According to the non-profit NY food museum, the first act of pickling happened some 4000 years ago in the Tigris valley. The fruit used was cucumber brought from India. The age-old tradition of preserving fruits, vegetables, meat and fish has extensively imbibed local traditions. So much so that this art (of pickling) has now acquired a life of its own and spread across cultures and generations securing pride of place in every culinary tradition. Hundreds of varieties and recipes of pickles are found in India itself. The spicy fruit and vegetable pickles from western and northern states, the dried fish and meat pickles from north-eastern states, the raw mango and mustard condiment of Bengal (kasundi), the pickles of southern coastal states are as different as chalk and cheese. Each of these pickles have a distinct flavour profile that distinguishes it from its counterparts.
Annual pickles ritual
Like all households, ours also has its own share of pickle recipes. Every summer mother takes up the arduous and elaborate ritual of pickling raw mangoes. Not just mangoes though. Jars of star fruit, mango, sweet lime, lemon, tamarind, jujube, garlic and chili, hog plump or amra and mixed vegetables pickles are lined on the terrace to soak in the summer sun. Tangy and spicy smells waft from the oily jars while the women of the household mix different herbs and spices in big containers to cure the fruits and vegetables.

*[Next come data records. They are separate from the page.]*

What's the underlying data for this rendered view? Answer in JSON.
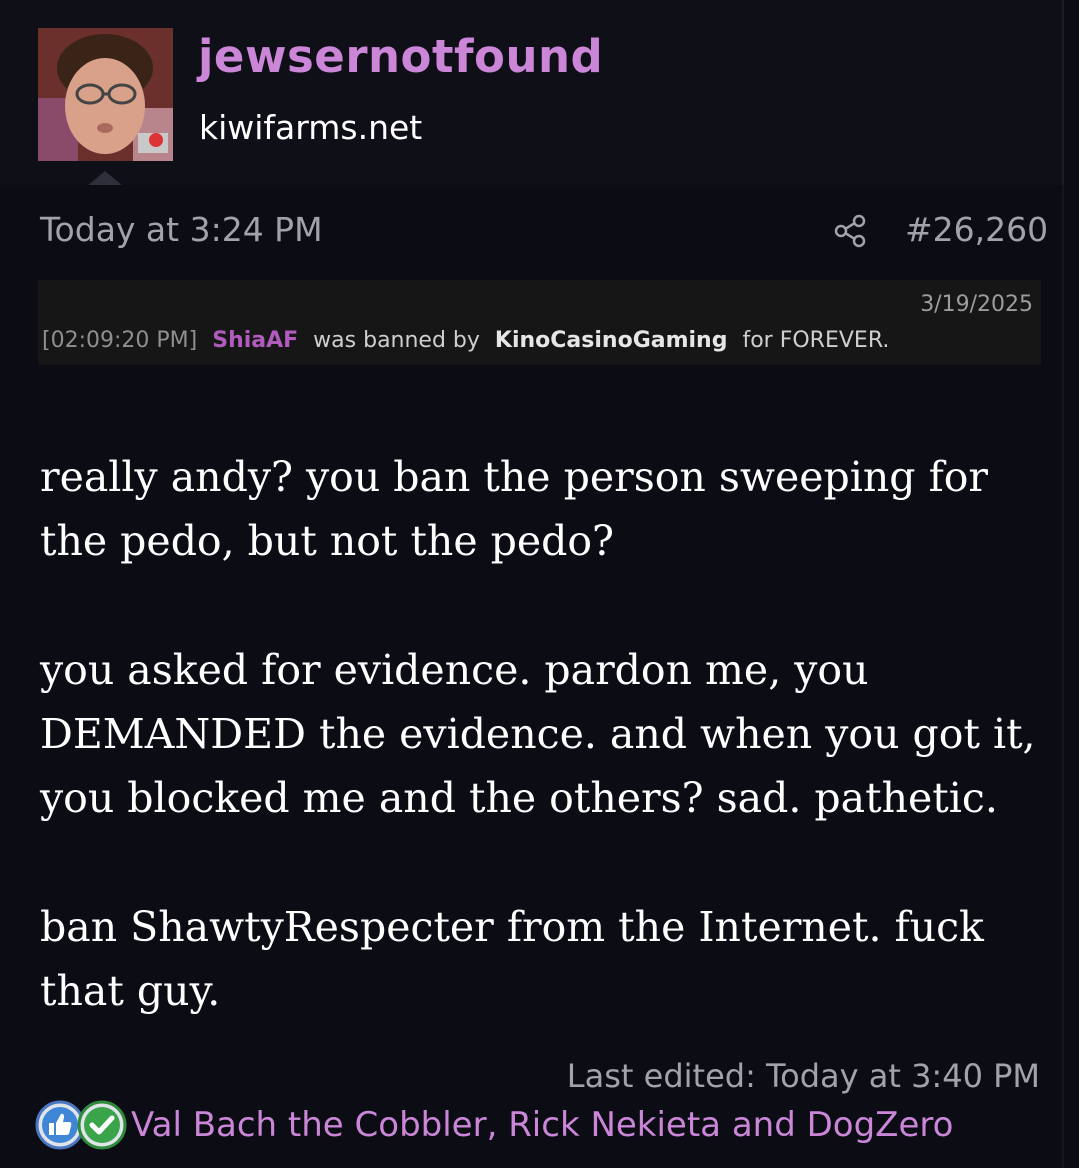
{
  "post": {
    "username": "jewsernotfound",
    "site": "kiwifarms.net",
    "timestamp": "Today at 3:24 PM",
    "post_number": "#26,260",
    "last_edited": "Last edited: Today at 3:40 PM"
  },
  "ban_log": {
    "date": "3/19/2025",
    "time": "[02:09:20 PM]",
    "banned_user": "ShiaAF",
    "middle_text": "was banned by",
    "moderator": "KinoCasinoGaming",
    "duration_text": "for FOREVER."
  },
  "message": {
    "paragraph_1": "really andy? you ban the person sweeping for the pedo, but not the pedo?",
    "paragraph_2": "you asked for evidence. pardon me, you DEMANDED the evidence. and when you got it, you blocked me and the others? sad. pathetic.",
    "paragraph_3": "ban ShawtyRespecter from the Internet. fuck that guy."
  },
  "reactions": {
    "icons": [
      "thumbs-up-icon",
      "checkmark-icon"
    ],
    "users": "Val Bach the Cobbler, Rick Nekieta and DogZero"
  },
  "colors": {
    "username": "#cb86d8",
    "banned_user": "#b05bbd",
    "background": "#0b0c14",
    "muted_text": "#a2a3aa"
  }
}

Pickles are always stored in ceramic, glass or earthenware containers as these are not likely to have a chemical reaction with the mix. Metal containers run the risk of contamination. The jars are then covered with dry white cotton cloths and set out to dry in the sun. It is forbidden to use lids as that leads to formation of vapour and moisture accumulation. Moisture is the arch enemy of pickles.
In our kitchen, raw mangoes, sweet lime and star fruit are soaked in bowls of salt water before cutting them into chunks or thin slices. Chop, chop, and chop, the skilled hands make sure to keep the shape of the fruit intact before taking out the seed. Later, the pieces are sprinkled with salt and turmeric (depending on the recipe) and spread out on large cane baskets or souks to be cured in sunlight to dry it properly.
Hot sweet sour
Some pickles are sweet, some sour and some are hot. As children we were particularly drawn to a type of sweet mango pickle called mango chasni. It is a sweet mango pickle prepared with jaggery and spices. Summer afternoons were incomplete without pickle stealing expeditions to the terrace. These were predictably followed by sessions of chastisement and punishments. The pickle we were and still are fond of as accompaniment to parathas and dal and rice is the staple raw mango sour pickle.
Here’s how mother makes it.
Mother's pickle recipe
Raw mango – 1 kg
Mustard oil – 250 ml
Salt (100 gm) or as per taste
Turmeric powder (one tablespoon)
Red chillies powder (half tablespoon)
Kashmiri red chillies powder (one tablespoon)
Cumin powder (one tablespoon)
Coriander powder (half tablespoon)
Fennel powder (one tablespoon)
Fenugreek powder (half tablespoon)
Mustard powder (half tablespoon)
Whole dried red chillies
Nigella seeds (half a tablespoon)
Cut mangoes into cubes with the skin. Wash them thoroughly and let them dry under the summer sun for one whole day. Dry roast chillies, cumin, fennel, coriander and fenugreek separately. Allow them to cool and put them in a grinder and grind to a fine powder. Coat the dried mangoes with the spice powder, salt and turmeric powder and let it rest for a few hours. Healt oil in a pan and add nigella seeds into the hot oil. Once the seeds start spluttering and release their aroma, turn the heat off. Let it cool down to room temperature. Once the oil has cooled down, pour it over the mango and spice mix. Mix everything well, put the mixture in a ceramic or glass jar and let it out in the sun. In a few days, your pickle will be ready to shine (literally) beside your regular staple of rice and dal, khichdi or paratha.
However, owing to the high oil and spice content, pickles must be consumed in moderation. These jars of sunshine are best kept aside for rainy days and lazy days when you just don’t feel like cooking up a storm.